The Beyond Sport Summit, held this week in London, is an initiative promoting the use of sport for positive social change amongst young people globally. Awards were presented to particularly successful projects and I would like to draw attention to two winners that I found especially inspiring.
The Girls Kick It Project in Northern Uganda won the Sport for Social Exclusion Award. This scheme is based in an area with a history of civil war, violence and gender inequality where many women and girls have been abducted and forced into sex work by the Lord’s Resistance Army. Girl Kick It provides crucial hope and opportunities for girls living in displaced persons camps and empowers them through the use of football to address issues of HIV AIDs, nutrition and peace building. Football has enabled the girls to grow in confidence and team building as well as economic opportunities through management and maintenance of poultry houses.
The Amandla EduFootball Project on the other hand uses football to tackle social inequality and violence in the Khayelitsha township of Cape Town. This slum is home to extremely high murder and assault rates and young people can easily slip into dangerous lifestyles. The Amandla scheme enables girls and boys to access a safe hub where they can gain support from strong role models. The football league run by the project is also based upon a points based system to encourage positive behaviour and build self-esteem both on and off the pitch. These two schemes alone help show how important sport can be for young people young people to become educated, make friends and create brighter futures. Congratulations Girls Kick It and Amandla!
I would love to hear how sport has helped you to overcome challenges in your own lives.
I would like to draw attention to an incredibly inspiring South-Sudanese born athlete who has triumphed over extreme adversity to compete in London 2012 Olympics: Guor Marial grew up amidst bitter and violent civil war in Sudan with very little childhood or hope. After 28 members of his family were killed by the Sudanese government and having been kidnapped by gunmen, Marial escaped from a labour camp and fled Sudan aged 8.
He eventually reached the United States where he took up athletics and discovered his talent. However he does not have a full American citizenship and newly independent South Sudan does not yet have a national Olympic body so he cannot compete for either country. Yet Guor Marial will get his chance to become an Olympic hero as this week the IOC granted him permission to compete as an independent athlete under the Olympic flag!
He has not seen his parents since he left Sudan in 1993 but hopes that they may be able to catch him compete by making the trip to the nearest big town with electricity 40 miles from their village, although I am sure he will have more people than only his parents supporting him!
A truly remarkable Olympians: I look forward to seeing how well Guor does but he is already a champion in my opinion!
With the announcement that Saudi Arabia along with Qatar and Brunei will have female athletes competing at the Olympics, London 2012 will be a ground-breaking event with women taking part from every nation.
This move, which has been fiercely opposed by many religious conservatives, represents a great shift towards gender equality and should bring much hope to women throughout the Muslim world.
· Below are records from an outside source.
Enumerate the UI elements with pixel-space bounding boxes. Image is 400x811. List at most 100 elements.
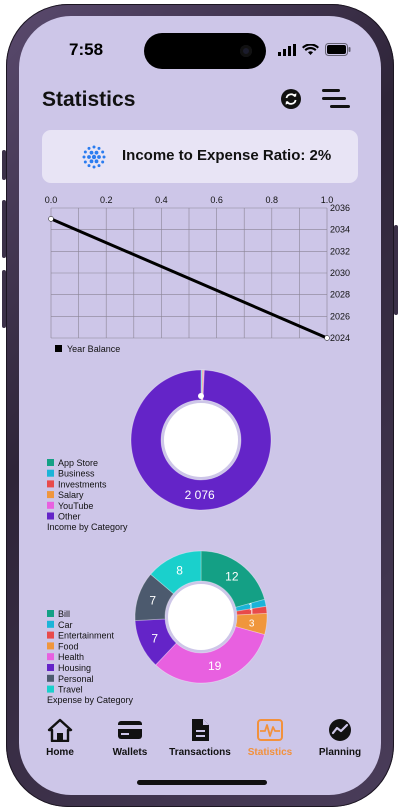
chart-title: Income by Category xyxy=(47,522,128,532)
tab-wallets[interactable]: Wallets xyxy=(95,718,165,758)
dot-icon xyxy=(101,150,105,154)
expense-donut-chart: 1211319778BillCarEntertainmentFoodHealth… xyxy=(47,550,268,705)
ratio-text: Income to Expense Ratio: 2% xyxy=(122,147,332,164)
slice-value: 1 xyxy=(249,607,255,618)
status-icons xyxy=(278,43,351,56)
card-icon xyxy=(117,718,143,742)
legend-label: Housing xyxy=(58,663,91,673)
menu-button[interactable] xyxy=(322,89,350,109)
dot-icon xyxy=(87,155,91,159)
tab-planning[interactable]: Planning xyxy=(305,718,375,758)
x-tick-label: 0.0 xyxy=(45,195,58,205)
legend-swatch xyxy=(47,610,54,617)
tab-transactions[interactable]: Transactions xyxy=(165,718,235,758)
legend-swatch xyxy=(47,512,54,520)
refresh-icon xyxy=(285,93,297,105)
tab-bar: Home Wallets Transactions Statistics Plannin… xyxy=(19,716,381,795)
dot-icon xyxy=(82,155,86,159)
slice-value: 7 xyxy=(149,594,156,608)
legend-swatch xyxy=(47,685,54,693)
home-indicator xyxy=(137,780,267,785)
y-tick-label: 2024 xyxy=(330,333,350,343)
legend-swatch xyxy=(47,501,54,509)
donut-slice-youtube xyxy=(202,369,205,401)
dots-circle-icon xyxy=(82,145,106,169)
tab-label: Transactions xyxy=(169,747,231,758)
dot-icon xyxy=(91,154,97,160)
legend-swatch xyxy=(47,459,54,466)
action-button xyxy=(2,150,6,180)
dot-icon xyxy=(97,155,101,159)
app-screen: 7:58 Statistics Income to Expense Ratio:… xyxy=(19,16,381,795)
menu-line-icon xyxy=(322,97,346,100)
legend-label: Travel xyxy=(58,685,83,695)
legend-label: YouTube xyxy=(58,501,93,511)
wifi-icon xyxy=(302,43,319,55)
refresh-button[interactable] xyxy=(281,89,301,109)
donut-slice-health xyxy=(155,626,266,684)
legend-label: Car xyxy=(58,620,73,630)
power-button xyxy=(394,225,398,315)
slice-value: 8 xyxy=(176,564,183,578)
dot-icon xyxy=(94,150,99,155)
camera-icon xyxy=(240,45,252,57)
donut-slice-investments xyxy=(201,369,204,401)
menu-line-icon xyxy=(322,89,340,92)
legend-label: Food xyxy=(58,641,79,651)
legend-swatch xyxy=(47,642,54,650)
donut-hole xyxy=(164,403,238,477)
legend-label: Investments xyxy=(58,479,107,489)
small-marker xyxy=(198,393,204,399)
donut-slice-business xyxy=(200,369,203,401)
legend-label: Other xyxy=(58,512,81,522)
signal-icon xyxy=(278,43,296,56)
battery-icon xyxy=(325,43,351,56)
dot-icon xyxy=(83,160,87,164)
dot-icon xyxy=(97,146,101,150)
home-icon xyxy=(47,718,73,743)
dot-icon xyxy=(92,165,96,169)
dot-icon xyxy=(101,160,105,164)
chart-circle-icon xyxy=(327,718,353,742)
document-icon xyxy=(187,718,213,742)
dot-icon xyxy=(94,159,99,164)
slice-value: 1 xyxy=(248,602,254,613)
legend-swatch xyxy=(55,345,62,352)
year-balance-line xyxy=(50,217,328,340)
tab-label: Planning xyxy=(318,747,362,758)
donut-slice-salary xyxy=(201,369,204,401)
dot-icon xyxy=(102,155,106,159)
legend-swatch xyxy=(47,653,54,661)
y-tick-label: 2036 xyxy=(330,203,350,213)
legend-swatch xyxy=(47,491,54,499)
donut-slice-food xyxy=(235,613,268,636)
menu-line-icon xyxy=(330,105,350,108)
status-time: 7:58 xyxy=(69,40,104,59)
legend-label: Entertainment xyxy=(58,631,115,641)
legend-label: Year Balance xyxy=(67,344,120,354)
x-tick-label: 0.2 xyxy=(100,195,113,205)
tab-home[interactable]: Home xyxy=(25,718,95,758)
page-title: Statistics xyxy=(42,88,136,111)
x-tick-label: 1.0 xyxy=(321,195,334,205)
donut-slice-personal xyxy=(134,573,175,621)
dot-icon xyxy=(87,146,91,150)
legend-label: Salary xyxy=(58,490,84,500)
legend-swatch xyxy=(47,631,54,639)
slice-value: 3 xyxy=(249,619,255,630)
legend-swatch xyxy=(47,469,54,477)
y-tick-label: 2032 xyxy=(330,246,350,256)
slice-value: 2 076 xyxy=(185,488,215,502)
legend-swatch xyxy=(47,664,54,671)
data-point xyxy=(48,216,54,222)
legend-label: Bill xyxy=(58,609,70,619)
tab-label: Home xyxy=(46,747,74,758)
donut-slice-travel xyxy=(150,550,202,595)
tab-statistics[interactable]: Statistics xyxy=(235,718,305,758)
dot-icon xyxy=(92,145,96,149)
legend-swatch xyxy=(47,480,54,488)
y-tick-label: 2034 xyxy=(330,225,350,235)
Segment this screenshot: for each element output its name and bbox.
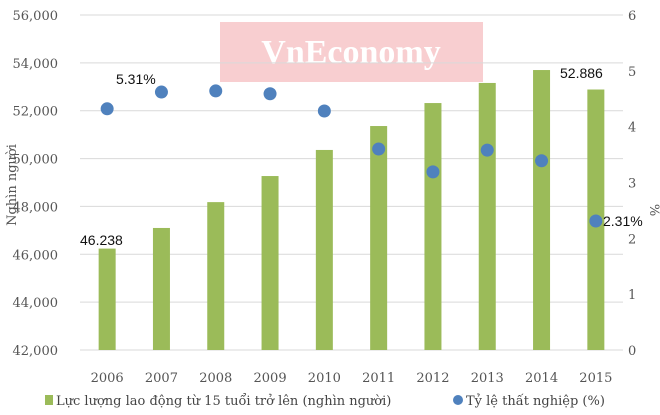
x-tick-label: 2008 (199, 371, 232, 386)
x-tick-label: 2014 (525, 371, 558, 386)
y-tick-label: 54,000 (13, 57, 59, 72)
dot-2012 (426, 165, 440, 179)
y2-tick-label: 5 (628, 65, 636, 80)
y2-tick-label: 4 (628, 121, 636, 136)
annotation-2015-rate: 2.31% (603, 213, 643, 229)
dot-2006 (100, 102, 114, 116)
y-tick-label: 56,000 (13, 9, 59, 24)
legend-bar-swatch (45, 395, 53, 405)
y-tick-label: 50,000 (13, 153, 59, 168)
dot-2011 (372, 142, 386, 156)
y-tick-label: 42,000 (13, 344, 59, 359)
x-tick-label: 2010 (308, 371, 341, 386)
y-tick-label: 48,000 (13, 200, 59, 215)
y2-tick-label: 0 (628, 344, 636, 359)
y2-axis-label: % (646, 204, 660, 216)
y2-tick-label: 3 (628, 177, 636, 192)
annotation-2006-bar: 46.238 (80, 232, 123, 248)
x-tick-label: 2006 (91, 371, 124, 386)
bar-2006 (98, 248, 116, 350)
x-tick-label: 2015 (579, 371, 612, 386)
legend-dot-swatch (453, 395, 463, 405)
y-tick-label: 44,000 (13, 296, 59, 311)
x-tick-label: 2012 (416, 371, 449, 386)
bar-2007 (152, 227, 170, 350)
dot-2015 (589, 214, 603, 228)
legend-dot-label: Tỷ lệ thất nghiệp (%) (466, 393, 605, 409)
y2-tick-label: 1 (628, 288, 636, 303)
bar-2012 (424, 103, 442, 350)
bar-2011 (370, 126, 388, 351)
dot-2014 (535, 154, 549, 168)
bar-2008 (207, 202, 225, 350)
x-tick-label: 2007 (145, 371, 178, 386)
dot-2010 (317, 104, 331, 118)
y2-tick-label: 2 (628, 232, 636, 247)
x-tick-label: 2013 (471, 371, 504, 386)
x-tick-label: 2011 (362, 371, 395, 386)
y-axis-label: Nghìn người (5, 144, 20, 226)
watermark-box (220, 22, 483, 82)
dot-2007 (154, 85, 168, 99)
annotation-2006-rate: 5.31% (116, 71, 156, 87)
y-tick-label: 52,000 (13, 105, 59, 120)
dot-2013 (480, 143, 494, 157)
y2-tick-label: 6 (628, 9, 636, 24)
bar-2014 (533, 70, 551, 351)
watermark: VnEconomy (261, 34, 440, 71)
x-tick-label: 2009 (254, 371, 287, 386)
dot-2008 (209, 84, 223, 98)
bar-2013 (478, 82, 496, 350)
bar-2009 (261, 176, 279, 350)
y-tick-label: 46,000 (13, 248, 59, 263)
bar-2010 (315, 149, 333, 350)
annotation-2015-bar: 52.886 (560, 65, 603, 81)
dot-2009 (263, 87, 277, 101)
legend-bar-label: Lực lượng lao động từ 15 tuổi trở lên (n… (56, 393, 391, 409)
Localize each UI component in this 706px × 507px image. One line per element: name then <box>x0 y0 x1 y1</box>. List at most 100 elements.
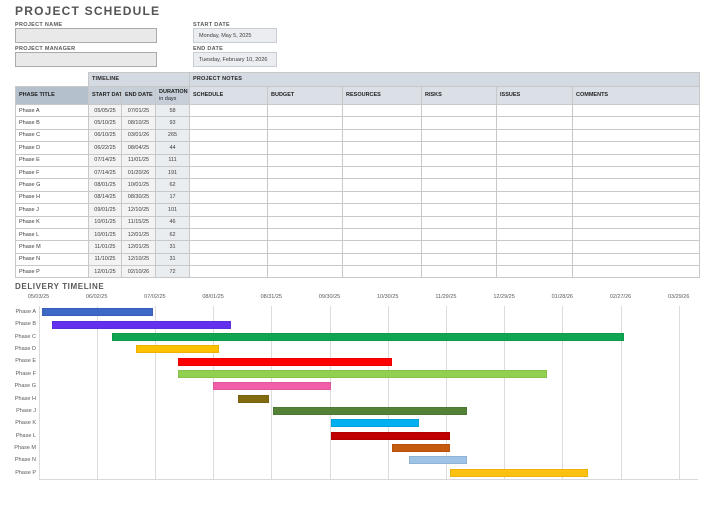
risks-cell[interactable] <box>421 141 498 155</box>
budget-cell[interactable] <box>267 141 344 155</box>
phase-title-cell[interactable]: Phase P <box>15 265 89 279</box>
issues-cell[interactable] <box>496 116 574 130</box>
resources-cell[interactable] <box>342 128 423 143</box>
schedule-cell[interactable] <box>189 116 269 130</box>
resources-cell[interactable] <box>342 165 423 180</box>
end-date-cell[interactable]: 01/20/26 <box>121 165 156 180</box>
comments-cell[interactable] <box>572 128 701 143</box>
comments-cell[interactable] <box>572 116 701 130</box>
risks-cell[interactable] <box>421 265 498 279</box>
end-date-cell[interactable]: 08/10/25 <box>121 116 156 130</box>
duration-cell[interactable]: 31 <box>154 252 191 267</box>
schedule-cell[interactable] <box>189 240 269 254</box>
budget-cell[interactable] <box>267 153 344 167</box>
budget-cell[interactable] <box>267 116 344 130</box>
issues-cell[interactable] <box>496 227 574 242</box>
duration-cell[interactable]: 93 <box>154 116 191 130</box>
budget-cell[interactable] <box>267 128 344 143</box>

However we must make sure that this is not a hollow victory. Progress towards rights for women remains fragile throughout the world and is very vulnerable to age-old pressures.
Both athletes who have been selected to compete for Saudi Arabia, Sarah Attar in the 800m and Wodjan Ali Seraj Abdulrahim Shahrkhani in judo, live and train outside of the kingdom and carry little influence within the nation.
Additionally womens’ sport remains very much an underground activity within many parts of the world. Therefore whilst this news makes me very happy, we still have a long way to go until we will achieve true gender equality. I will be watching Sarah and Wodjan with much anticipation and wish them the very best of luck!